Derviş Zaim değişik adam. İzlemesi ilk etapta zor ama alışınca da, filme girince de etkilenmemek mümkün değil. Son filmi (2014) Balık da aynıymış. Bilmeden izleyince dahi, filmin Derviş Zaim'e olduğunu tahmin etmek çok mümkündü.

Vurucu 80 dakikanın en büyük hayal kırıklığı Sanem Çelik. Kariyerinde sadece bir sinema filmi olan Çelik'ten (O da Zaim'in bir diğer filmi Filler ve Çimen'di) nedense çok büyük bir oyunculuk beklemiştim ama herhalde yılların dizi oyuncusu olmasından dolayı olsa gerek filme, sinemaya girememiş. Kendisi Los Angeles'tan sırf bu film için gelmişti. Çok hevesle geleceğini sanıyordum ama o coşkuyu yansıtamadı. Canı sağolsun, filme çok zarar vermedi yine de... Daha önce sinemada hiç başrol almamış Bülent İnal'dan ise çok büyük beklentim yoktu. Hatta kendisini kadroda görünce şaşırdım da.. Fakat belki de o yüzden kendisini sevdim. Zaten geçmiş yıllarda oynadığı dizilerde de sıcak yaklaşırdım, fakat Abdülhamit olduğundan beri terazinin diğer tarafında...

Neyse; filme dönersek, ortaya çıkan ürünün yıldızı ne İnal ne Çelik, hatta ne de Zaim... 14 yaşındaki Myraslava Kostyeva Akay, neredeyse hiç konuşmadan şov yapıyor. İnsan onu görünce kendisini Kaya (Bülent İnal) karakteri yerine koymakta zorlanmıyor. Filmi ve Akay'ın karakterini izlerken insan kendini vicdani hesaplaşmalar içinde buluyor. "Ben olsam ne yapardım" sorusu kesinlikle soruluyor ama sevgi, muhtaçlık, zorluk, yokluk gibi hissiyatlar o sorunun çok kısa sorulmasına neden oluyor. Cevap bir anda geliyor ama bir anda öteleniyor. Çünkü insanı rahatsız eden bir cevap geliyor. Sonrasında da filmin sonu geliyor. İnsanın içi bir kez daha parçalanıyor. 

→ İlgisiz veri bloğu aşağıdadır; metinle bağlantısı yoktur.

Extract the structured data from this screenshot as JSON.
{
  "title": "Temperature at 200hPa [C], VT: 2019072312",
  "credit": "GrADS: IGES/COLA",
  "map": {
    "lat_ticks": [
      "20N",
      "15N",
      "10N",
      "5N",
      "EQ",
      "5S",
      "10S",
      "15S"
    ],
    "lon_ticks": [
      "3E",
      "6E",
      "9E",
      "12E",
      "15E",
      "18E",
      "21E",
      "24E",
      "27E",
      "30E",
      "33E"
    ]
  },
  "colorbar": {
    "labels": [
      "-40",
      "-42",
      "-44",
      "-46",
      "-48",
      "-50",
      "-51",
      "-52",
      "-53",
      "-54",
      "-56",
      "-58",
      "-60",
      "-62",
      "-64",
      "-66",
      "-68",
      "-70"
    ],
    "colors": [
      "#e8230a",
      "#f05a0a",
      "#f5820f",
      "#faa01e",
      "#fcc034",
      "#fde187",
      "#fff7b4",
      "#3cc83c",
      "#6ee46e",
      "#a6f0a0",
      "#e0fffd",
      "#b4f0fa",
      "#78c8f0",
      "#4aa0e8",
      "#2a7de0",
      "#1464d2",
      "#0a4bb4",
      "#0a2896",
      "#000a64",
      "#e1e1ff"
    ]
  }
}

Filmin konusu, ülkenin gündemine çok uygun. İlginçtir, Zaim'in hâlâ izlemediğim bir diğer filmi Devir; 2013 yılının 31 Mayıs günü gösterime girmişti. Ülke tarihinin en önemli günlerinden biriydi ve o hafta her şey doğaya verilen zararla başlamıştı. 2014 yapımı Balık da esasında bu konuya değiniyor. Zaim'i birçok yönetmen ayıran özelliği; derdini mesaj kaygısı gütmeden, slogan cümleler kullanmadan, popülist davranmadan, hatta hiç hissettirmeden anlatmasıdır... 2014 yılında; kutuplar bu kadar keskinleşmişken konuya bu kadar basit ve vurucu bir şekilde değinmek çok büyük maharet. 

Sonuç olarak, IMDB puanına aldanmadan izlenmeyi hak eden bir film.